In simple terms, cosine similarity is a way to measure how similar two items are by looking at their orientation or direction, not their size or magnitude.
Imagine you represent each movie as an arrow (a vector) in a giant, multi-dimensional space. The direction of this arrow is determined by the ratings from all the users.
-
Each Movie is a Vector: Think of a movie like "Toy Story" as a long list of numbers, where each number is a rating from a specific user:
Toy Story Vector = [user1_rating, user2_rating, user3_rating, ...]-
Toy Story Vector = [4, 5, 0, 3, 5, ...](where 0 means the user didn't rate it)
-
Comparing Directions: Cosine similarity calculates the angle (
$\theta$ ) between the vectors of two movies.-
High Similarity (Value is close to 1): If "Toy Story" and "Finding Nemo" are both rated highly by the same group of people, their rating patterns are very similar. Their vectors will point in almost the exact same direction. The angle between them is very small, so their cosine similarity is close to 1.
-
Low Similarity (Value is close to 0): If "Toy Story" and a horror movie like "Saw" are rated by completely different groups of people, their rating patterns are unrelated. Their vectors will point in very different directions, almost at a 90-degree angle to each other. Their cosine similarity will be close to 0.
-
Cosine similarity is powerful because it ignores overall popularity. A niche indie film and a blockbuster could have very different numbers of ratings (different vector "lengths"), but if the same type of people liked both of them, they will be considered highly similar.

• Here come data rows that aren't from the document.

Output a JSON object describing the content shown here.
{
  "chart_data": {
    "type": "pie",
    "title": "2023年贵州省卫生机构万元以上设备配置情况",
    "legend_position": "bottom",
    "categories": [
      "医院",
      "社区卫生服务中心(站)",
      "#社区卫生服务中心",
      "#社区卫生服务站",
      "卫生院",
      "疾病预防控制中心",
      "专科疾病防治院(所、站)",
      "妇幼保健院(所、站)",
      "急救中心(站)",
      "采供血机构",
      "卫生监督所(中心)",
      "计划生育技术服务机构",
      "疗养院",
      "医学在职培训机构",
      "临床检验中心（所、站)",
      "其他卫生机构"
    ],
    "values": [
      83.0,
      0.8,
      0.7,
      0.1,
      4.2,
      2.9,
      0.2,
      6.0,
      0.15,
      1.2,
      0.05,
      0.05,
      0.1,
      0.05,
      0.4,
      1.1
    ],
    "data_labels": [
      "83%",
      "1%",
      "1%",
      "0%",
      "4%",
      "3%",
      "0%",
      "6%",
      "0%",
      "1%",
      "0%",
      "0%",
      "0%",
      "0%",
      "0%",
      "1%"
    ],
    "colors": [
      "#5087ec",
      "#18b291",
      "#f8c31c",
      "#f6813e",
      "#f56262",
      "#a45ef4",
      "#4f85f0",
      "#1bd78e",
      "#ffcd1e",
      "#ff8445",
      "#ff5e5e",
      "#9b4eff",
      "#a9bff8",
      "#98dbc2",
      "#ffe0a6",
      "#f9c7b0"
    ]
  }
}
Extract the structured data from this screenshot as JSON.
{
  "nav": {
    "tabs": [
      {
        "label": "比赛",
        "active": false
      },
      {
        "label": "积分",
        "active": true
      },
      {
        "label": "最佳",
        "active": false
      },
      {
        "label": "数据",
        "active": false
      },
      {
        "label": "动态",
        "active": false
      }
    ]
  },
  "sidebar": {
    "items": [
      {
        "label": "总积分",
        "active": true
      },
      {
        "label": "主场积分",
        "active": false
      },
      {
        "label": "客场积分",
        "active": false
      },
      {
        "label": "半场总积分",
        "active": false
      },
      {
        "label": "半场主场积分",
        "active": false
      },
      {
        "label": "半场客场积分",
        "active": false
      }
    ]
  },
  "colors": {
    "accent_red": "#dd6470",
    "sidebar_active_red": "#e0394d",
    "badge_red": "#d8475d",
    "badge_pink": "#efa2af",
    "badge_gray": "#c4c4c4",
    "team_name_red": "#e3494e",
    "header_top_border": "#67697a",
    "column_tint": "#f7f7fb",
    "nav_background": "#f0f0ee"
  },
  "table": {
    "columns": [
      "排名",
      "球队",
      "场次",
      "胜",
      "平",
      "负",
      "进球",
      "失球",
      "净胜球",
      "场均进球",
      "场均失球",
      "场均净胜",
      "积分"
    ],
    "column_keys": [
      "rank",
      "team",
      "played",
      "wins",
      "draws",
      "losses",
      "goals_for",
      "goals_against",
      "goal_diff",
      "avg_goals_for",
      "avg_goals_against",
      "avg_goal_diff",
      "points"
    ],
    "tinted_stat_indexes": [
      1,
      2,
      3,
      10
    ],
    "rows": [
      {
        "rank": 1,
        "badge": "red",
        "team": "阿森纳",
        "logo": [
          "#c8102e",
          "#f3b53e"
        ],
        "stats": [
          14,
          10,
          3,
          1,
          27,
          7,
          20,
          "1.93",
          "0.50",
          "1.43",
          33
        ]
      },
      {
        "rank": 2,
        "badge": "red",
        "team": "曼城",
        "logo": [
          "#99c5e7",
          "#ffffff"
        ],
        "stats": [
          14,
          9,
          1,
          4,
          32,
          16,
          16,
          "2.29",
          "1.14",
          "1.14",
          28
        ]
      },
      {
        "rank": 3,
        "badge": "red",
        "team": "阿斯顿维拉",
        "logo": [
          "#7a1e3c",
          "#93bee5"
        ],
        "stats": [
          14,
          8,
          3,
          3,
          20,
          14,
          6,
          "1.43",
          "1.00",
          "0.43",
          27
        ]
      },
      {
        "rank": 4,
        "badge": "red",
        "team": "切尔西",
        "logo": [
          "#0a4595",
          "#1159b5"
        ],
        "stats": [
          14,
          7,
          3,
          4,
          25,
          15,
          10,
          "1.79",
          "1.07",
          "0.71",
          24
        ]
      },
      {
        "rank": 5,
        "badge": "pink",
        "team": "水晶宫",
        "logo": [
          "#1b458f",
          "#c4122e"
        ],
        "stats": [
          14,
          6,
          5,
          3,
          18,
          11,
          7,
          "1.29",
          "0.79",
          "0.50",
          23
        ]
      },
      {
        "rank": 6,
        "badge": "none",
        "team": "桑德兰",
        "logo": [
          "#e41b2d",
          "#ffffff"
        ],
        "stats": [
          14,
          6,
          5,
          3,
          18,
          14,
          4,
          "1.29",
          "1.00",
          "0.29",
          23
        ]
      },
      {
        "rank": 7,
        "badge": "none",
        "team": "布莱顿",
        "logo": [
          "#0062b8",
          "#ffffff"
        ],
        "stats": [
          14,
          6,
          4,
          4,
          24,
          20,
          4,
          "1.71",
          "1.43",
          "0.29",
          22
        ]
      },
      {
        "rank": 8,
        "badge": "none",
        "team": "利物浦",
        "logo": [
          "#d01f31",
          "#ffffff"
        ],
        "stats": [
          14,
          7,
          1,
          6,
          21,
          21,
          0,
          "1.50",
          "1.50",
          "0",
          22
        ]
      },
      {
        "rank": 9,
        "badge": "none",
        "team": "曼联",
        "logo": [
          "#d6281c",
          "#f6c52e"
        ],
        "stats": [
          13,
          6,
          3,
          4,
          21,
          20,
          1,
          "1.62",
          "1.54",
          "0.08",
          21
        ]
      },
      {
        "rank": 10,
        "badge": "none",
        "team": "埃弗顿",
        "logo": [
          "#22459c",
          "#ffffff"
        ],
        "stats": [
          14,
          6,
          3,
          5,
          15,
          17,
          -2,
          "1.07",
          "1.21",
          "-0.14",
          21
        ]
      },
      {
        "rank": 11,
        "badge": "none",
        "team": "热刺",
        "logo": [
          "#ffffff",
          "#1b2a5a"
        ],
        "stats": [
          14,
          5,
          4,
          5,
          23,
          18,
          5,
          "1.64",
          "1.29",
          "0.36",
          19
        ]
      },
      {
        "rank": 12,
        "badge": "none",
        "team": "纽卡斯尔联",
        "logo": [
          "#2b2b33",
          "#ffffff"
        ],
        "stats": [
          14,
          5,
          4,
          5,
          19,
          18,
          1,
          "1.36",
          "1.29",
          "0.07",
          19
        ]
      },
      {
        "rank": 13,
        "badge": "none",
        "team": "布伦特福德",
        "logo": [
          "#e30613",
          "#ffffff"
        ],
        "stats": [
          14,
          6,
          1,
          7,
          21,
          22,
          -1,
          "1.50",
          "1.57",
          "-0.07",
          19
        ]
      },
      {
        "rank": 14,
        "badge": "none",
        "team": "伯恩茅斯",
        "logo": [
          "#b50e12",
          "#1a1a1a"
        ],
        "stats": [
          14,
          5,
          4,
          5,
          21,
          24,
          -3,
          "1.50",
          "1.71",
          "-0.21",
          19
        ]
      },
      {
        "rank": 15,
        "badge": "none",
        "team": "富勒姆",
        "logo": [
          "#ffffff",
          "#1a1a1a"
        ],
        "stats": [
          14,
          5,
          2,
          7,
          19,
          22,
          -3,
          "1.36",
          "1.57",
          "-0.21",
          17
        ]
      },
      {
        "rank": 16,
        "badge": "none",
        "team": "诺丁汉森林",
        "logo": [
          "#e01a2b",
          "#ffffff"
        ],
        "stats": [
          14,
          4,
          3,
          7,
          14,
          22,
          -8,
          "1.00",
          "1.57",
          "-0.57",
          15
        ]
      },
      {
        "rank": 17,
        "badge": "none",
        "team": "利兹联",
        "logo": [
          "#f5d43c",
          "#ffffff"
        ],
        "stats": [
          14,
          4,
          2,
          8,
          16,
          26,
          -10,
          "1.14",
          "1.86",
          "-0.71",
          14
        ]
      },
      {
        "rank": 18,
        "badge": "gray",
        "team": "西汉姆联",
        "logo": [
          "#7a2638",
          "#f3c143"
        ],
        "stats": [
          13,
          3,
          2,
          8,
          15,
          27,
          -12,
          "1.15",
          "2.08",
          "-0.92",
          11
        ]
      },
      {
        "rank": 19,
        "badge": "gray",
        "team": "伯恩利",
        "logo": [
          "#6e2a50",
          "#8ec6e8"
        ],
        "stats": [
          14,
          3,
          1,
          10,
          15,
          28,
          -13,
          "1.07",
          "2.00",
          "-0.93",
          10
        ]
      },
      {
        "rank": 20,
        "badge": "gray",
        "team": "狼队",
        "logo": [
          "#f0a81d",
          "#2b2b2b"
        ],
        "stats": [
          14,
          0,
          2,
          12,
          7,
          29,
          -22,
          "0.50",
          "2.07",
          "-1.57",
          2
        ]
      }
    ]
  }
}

In short, it helps you find movies with a similar "taste profile".
Follow these instructions to get a copy of the project up and running on your local machine.
-
Clone the repository:
git clone [https://github.com/NotRemit/Movie-Recommeder.git](https://github.com/NotRemit/Movie-Recommeder.git) cd Movie-Recommeder -
Install the required libraries: (It's recommended to create a virtual environment first)
pip install -r requirements.txt
-
Download the dataset:
Download the dataset from Kaggle:
import kagglehub # Download latest version path = kagglehub.dataset_download("shubhammehta21/movie-lens-small-latest-dataset") print("Path to dataset files:", path)
-
Set up your API key:
Replace the placeholder in the code with your OMDb API key
API_KEY = "YOUR_API_KEY_HERE"
-
Run the Streamlit app:
streamlit run movieRec.py
The application should now be running in your web browser!